Your data is out there. Period. The end. You don't have control over that. All you're doing is trying to re-establish control over data you already lost.

The question now is, do you want it only in the hands of people who want to harm you, or do you want it in the hands of both people who want to harm you as well as people who want to help you?

You seem to only want bad guys to have your data. That's weird.


Thanks for the explanation. I get your point now. I did not find BFDM’s proposed benefits from white hats having access to be compelling. So what I’m struggling with is simply the idea that anybody could do something good with my data. If only bad can be done, then the fewer people spreading the data around, the better. Your presupposition is that some people will do good with it if they have access that currently only bad people have. Can you give an example of one of some of those good things?


1Password tells you which of your passwords have been part of a breach. Many other companies will suspend the accounts of anyone whose login information to their leaked as part of another site's breach.

Other websites won't allow you to use a password that's listed as a common password from the aggregated passwords in breaches.

Lots of studies have been done on password frequency, such as the top 100 most common passwords and what security people can do about their repeated use.

Based on your question however, I'm concerned you don't actually get my point. You're being forced into action, exactly how companies are forced into action, by the availability of this information. You have to change your password if it's easily available to anyone who uses this API and who has your email address, you no longer get to pretend it's not a big deal.


> 1Password tells you...

This is software acting as an agent of the effected user. 1Password could be authorized by the email holder to gain access to the API without making the information public.

> Other websites won't allow you to use...

This and the following example in your comment are discussing the breached password API, which is a completely different API that I specifically mentioned up-front as not compromising any PII.

I take zero issue with providing an API to see counts of how many times a password has shown up on breach lists, although I wouldn't use the API myself on any of my own passwords, because it leaks a 1-in-1-million discriminator to the actual password you are querying.

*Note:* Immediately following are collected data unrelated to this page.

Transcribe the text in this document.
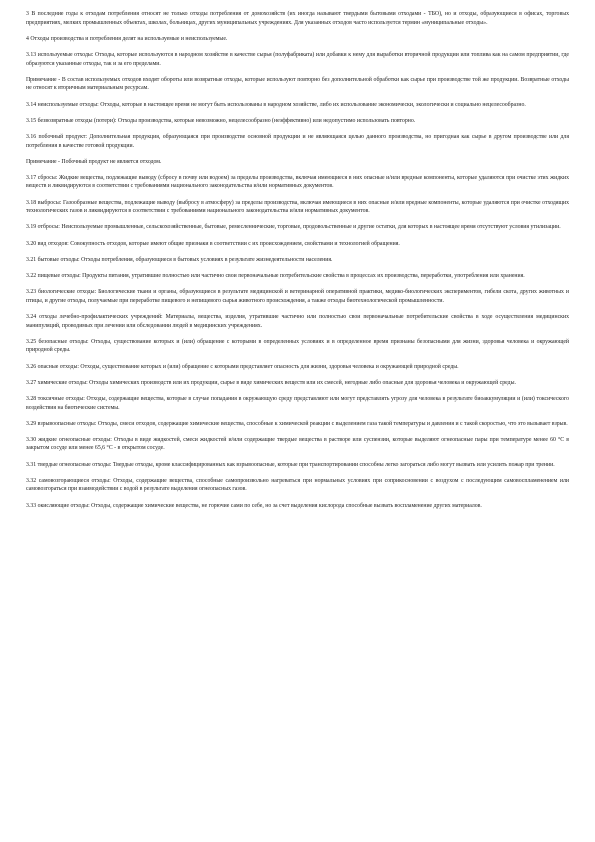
3 В последние годы к отходам потребления относят не только отходы потребления от домохозяйств (их иногда называют твердыми бытовыми отходами - ТБО), но и отходы, образующиеся в офисах, торговых предприятиях, мелких промышленных объектах, школах, больницах, других муниципальных учреждениях. Для указанных отходов часто используется термин «муниципальные отходы».

4 Отходы производства и потребления делят на используемые и неиспользуемые.

3.13 используемые отходы: Отходы, которые используются в народном хозяйстве в качестве сырья (полуфабриката) или добавки к нему для выработки вторичной продукции или топлива как на самом предприятии, где образуются указанные отходы, так и за его пределами.

Примечание - В состав используемых отходов входят обороты или возвратные отходы, которые используют повторно без дополнительной обработки как сырье при производстве той же продукции. Возвратные отходы не относят к вторичным материальным ресурсам.

3.14 неиспользуемые отходы: Отходы, которые в настоящее время не могут быть использованы в народном хозяйстве, либо их использование экономически, экологически и социально нецелесообразно.

3.15 безвозвратные отходы (потери): Отходы производства, которые невозможно, нецелесообразно (неэффективно) или недопустимо использовать повторно.

3.16 побочный продукт: Дополнительная продукция, образующаяся при производстве основной продукции и не являющаяся целью данного производства, но пригодная как сырье в другом производстве или для потребления в качестве готовой продукции.

Примечание - Побочный продукт не является отходом.

3.17 сбросы: Жидкие вещества, подлежащие выводу (сбросу в почву или водоем) за пределы производства, включая имеющиеся в них опасные и/или вредные компоненты, которые удаляются при очистке этих жидких веществ и ликвидируются в соответствии с требованиями национального законодательства и/или нормативных документов.

3.18 выбросы: Газообразные вещества, подлежащие выводу (выбросу в атмосферу) за пределы производства, включая имеющиеся в них опасные и/или вредные компоненты, которые удаляются при очистке отходящих технологических газов и ликвидируются в соответствии с требованиями национального законодательства и/или нормативных документов.

3.19 отбросы: Неиспользуемые промышленные, сельскохозяйственные, бытовые, ремесленнические, торговые, продовольственные и другие остатки, для которых в настоящее время отсутствуют условия утилизации.

3.20 вид отходов: Совокупность отходов, которые имеют общие признаки в соответствии с их происхождением, свойствами и технологией обращения.

3.21 бытовые отходы: Отходы потребления, образующиеся в бытовых условиях в результате жизнедеятельности населения.

3.22 пищевые отходы: Продукты питания, утратившие полностью или частично свои первоначальные потребительские свойства в процессах их производства, переработки, употребления или хранения.

3.23 биологические отходы: Биологические ткани и органы, образующиеся в результате медицинской и ветеринарной оперативной практики, медико-биологических экспериментов, гибели скота, других животных и птицы, и другие отходы, получаемые при переработке пищевого и непищевого сырья животного происхождения, а также отходы биотехнологической промышленности.

3.24 отходы лечебно-профилактических учреждений: Материалы, вещества, изделия, утратившие частично или полностью свои первоначальные потребительские свойства в ходе осуществления медицинских манипуляций, проводимых при лечении или обследовании людей в медицинских учреждениях.

3.25 безопасные отходы: Отходы, существование которых и (или) обращение с которыми в определенных условиях и в определенное время признаны безопасными для жизни, здоровья человека и окружающей природной среды.

3.26 опасные отходы: Отходы, существование которых и (или) обращение с которыми представляет опасность для жизни, здоровья человека и окружающей природной среды.

3.27 химические отходы: Отходы химических производств или их продукции, сырье в виде химических веществ или их смесей, негодные либо опасные для здоровья человека и окружающей среды.

3.28 токсичные отходы: Отходы, содержащие вещества, которые в случае попадания в окружающую среду представляют или могут представлять угрозу для человека в результате биоаккумуляции и (или) токсического воздействия на биотические системы.

3.29 взрывоопасные отходы: Отходы, смеси отходов, содержащие химические вещества, способные к химической реакции с выделением газа такой температуры и давления и с такой скоростью, что это вызывает взрыв.

3.30 жидкие огнеопасные отходы: Отходы в виде жидкостей, смеси жидкостей и/или содержащие твердые вещества в растворе или суспензии, которые выделяют огнеопасные пары при температуре менее 60 °С в закрытом сосуде или менее 65,6 °С - в открытом сосуде.

3.31 твердые огнеопасные отходы: Твердые отходы, кроме классифицированных как взрывоопасные, которые при транспортировании способны легко загораться либо могут вызвать или усилить пожар при трении.

3.32 самовозгорающиеся отходы: Отходы, содержащие вещества, способные самопроизвольно нагреваться при нормальных условиях при соприкосновении с воздухом с последующим самовоспламенением или самовозгораться при взаимодействии с водой в результате выделения огнеопасных газов.

3.33 окисляющие отходы: Отходы, содержащие химические вещества, не горючие сами по себе, но за счет выделения кислорода способные вызвать воспламенение других материалов.
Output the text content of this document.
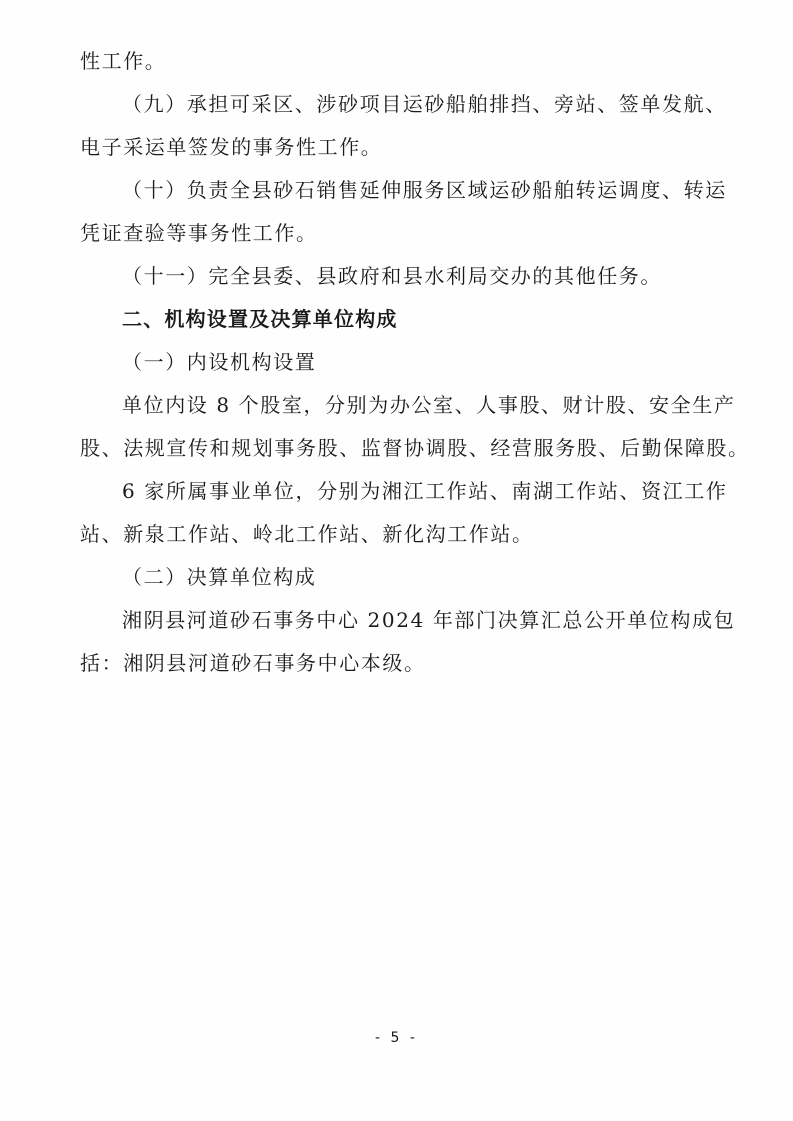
性工作。
（九）承担可采区、涉砂项目运砂船舶排挡、旁站、签单发航、
电子采运单签发的事务性工作。
（十）负责全县砂石销售延伸服务区域运砂船舶转运调度、转运
凭证查验等事务性工作。
（十一）完全县委、县政府和县水利局交办的其他任务。
二、机构设置及决算单位构成
（一）内设机构设置
单位内设 8 个股室，分别为办公室、人事股、财计股、安全生产
股、法规宣传和规划事务股、监督协调股、经营服务股、后勤保障股。
6 家所属事业单位，分别为湘江工作站、南湖工作站、资江工作
站、新泉工作站、岭北工作站、新化沟工作站。
（二）决算单位构成
湘阴县河道砂石事务中心 2024 年部门决算汇总公开单位构成包
括：湘阴县河道砂石事务中心本级。
- 5 -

You don't get to take issue with any of this. Your information was already stolen! You have no say, the end.


So your fallback position is that it is perfectly legitimate to traffic in stolen PII. Got it.

Well, I take issue with that.


Yes, in some cases it's perfectly legitimate to "traffic" (terrible word choice) in stolen PII, that is correct.

And my "fallback" position is that it's better this way than the other way, where it's actually being trafficked, rather than your hyperbolic assertion that it is now.


Now apply this same thinking to the Equifax breach and millions of credit reports.

Now apply this same thinking to the OPM breach and security clearances.

Now apply this same thinking to medical records breaches.

I don't want anyone to have my data, but I resign myself to the fact that data security is, and never will be perfect. That does not mean I resign myself to the fact that all my personal data should be freely available to the entire world via a well documented REST API.